I remember omeone saying on another StackExchange site you should set apart 5 years of your life to learn them. Though I'd say it really doesn't take this long, there's obviously a lot to learn and various levels of expertise to obtain, but you can learn a great deal.
I'm sure as a developer you'll be happy to learn the more technical bits (like how to create pages that are SEO-friendly), relatively less happy to learn less technical bits (how to produce user-friendly page layouts, based on actual and tested HCI concepts and marketing research, not just programmer's instincts), and a lot less happy to learn the "annoying" bits that relate to marketing and advertising (picking keyword lists, writing good announcements, etc...). The motivator, for me, is to always view it as something technical, in the end: what you want is optimize the visibility, and all this because purely a game of numbers. Learning to write and design decently is just a mean to get these numbers up. Plus I find it interesting to learn UI and UX concepts, for which "lambda" users often have very different expectations than the programmers of an application (hence the need to request a lot of user feedback, and to listen to it).
Stand on the Shoulders of Giants... Be a Copy-Cat
You're not the first person to try to promote a product. Pick a famous product, and look how they did it. How do you get access to this product when you start from 0? Ideally, you want to be able to allow users to do the same with yours. That's what you aim for. Maybe look at some influential commercial or free software project, and look how they created a community, how they communicate around their product. You can try to find innovative ways of promoting yourself (and it's usually good to innovate, to stand out of the crowd), but the good old and tested ways work well, obviously.
Measure, Measure, Measure
I said two things I need to repeat here:
- Listen to your users;
- It's all about data, not about what you think you know as a programmer.

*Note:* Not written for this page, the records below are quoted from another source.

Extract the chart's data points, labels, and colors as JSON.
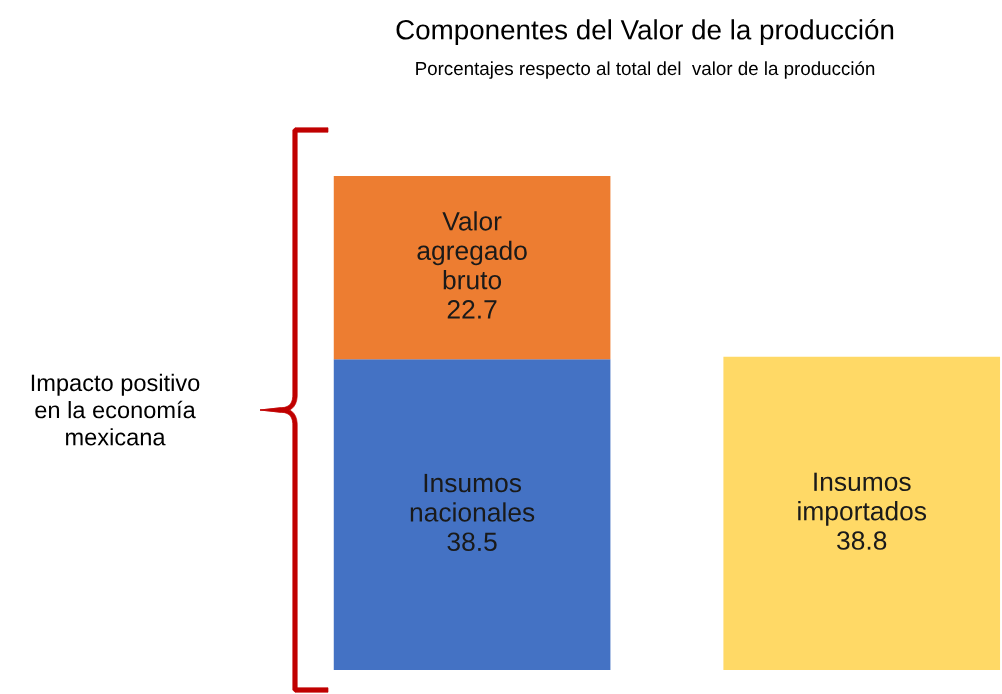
{
  "chart_data": {
    "type": "bar",
    "title": "Componentes del Valor de la producción",
    "subtitle": "Porcentajes respecto al total del  valor de la producción",
    "categories": [
      null,
      null
    ],
    "stacked": true,
    "data_labels": true,
    "legend": false,
    "series": [
      {
        "name": "Insumos nacionales",
        "color": "#4472c4",
        "values": [
          38.5,
          null
        ]
      },
      {
        "name": "Valor agregado bruto",
        "color": "#ed7d31",
        "values": [
          22.7,
          null
        ]
      },
      {
        "name": "Insumos importados",
        "color": "#ffd966",
        "values": [
          null,
          38.8
        ]
      }
    ],
    "annotations": [
      "Impacto positivo en la economía mexicana"
    ]
  }
}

You can't improve things if you don't know what doesn't work or what is a better alternative. Learn (see above ;)) to use analytics systems (like Google Analytics) to track basic stats about your visitors (population demographics, origins, platforms ...) and more advanced reports (conversion rates, funnels...). Use such tools to measure the impact of changes you make to your site, and get real hard data to be able to know whether a change is beneficial or not.
I've done personal mistakes like this at first, believing my vision was better, and I've had (and still have...) to deal with startup founders who always start 83% of their sentences with "I think that...". No you don't. If you really "thought", you wouldn't say that. You assumed, and that's a bad habit. Usually, when someone says "I think", I now follow up with "prove it", or if I can't and don't believe their claim, I will go do my own hallway testing to prove or disprove their assumption.
A/B testing just works.
Of course, all this also takes time. I'm giving you the tools here, but just do with what you can with your own constraints. You don't need to A/B test every single scenario, and you don't need to re-evaluate every week every single little thing you do. But the more you do it, the better.
All of this meant to consolidate the prevalence of your software's own distribution site.
Your goal is to promote it, and to then allow users to find all the necesasry and relevant information on your site, and to minimize the path to a download.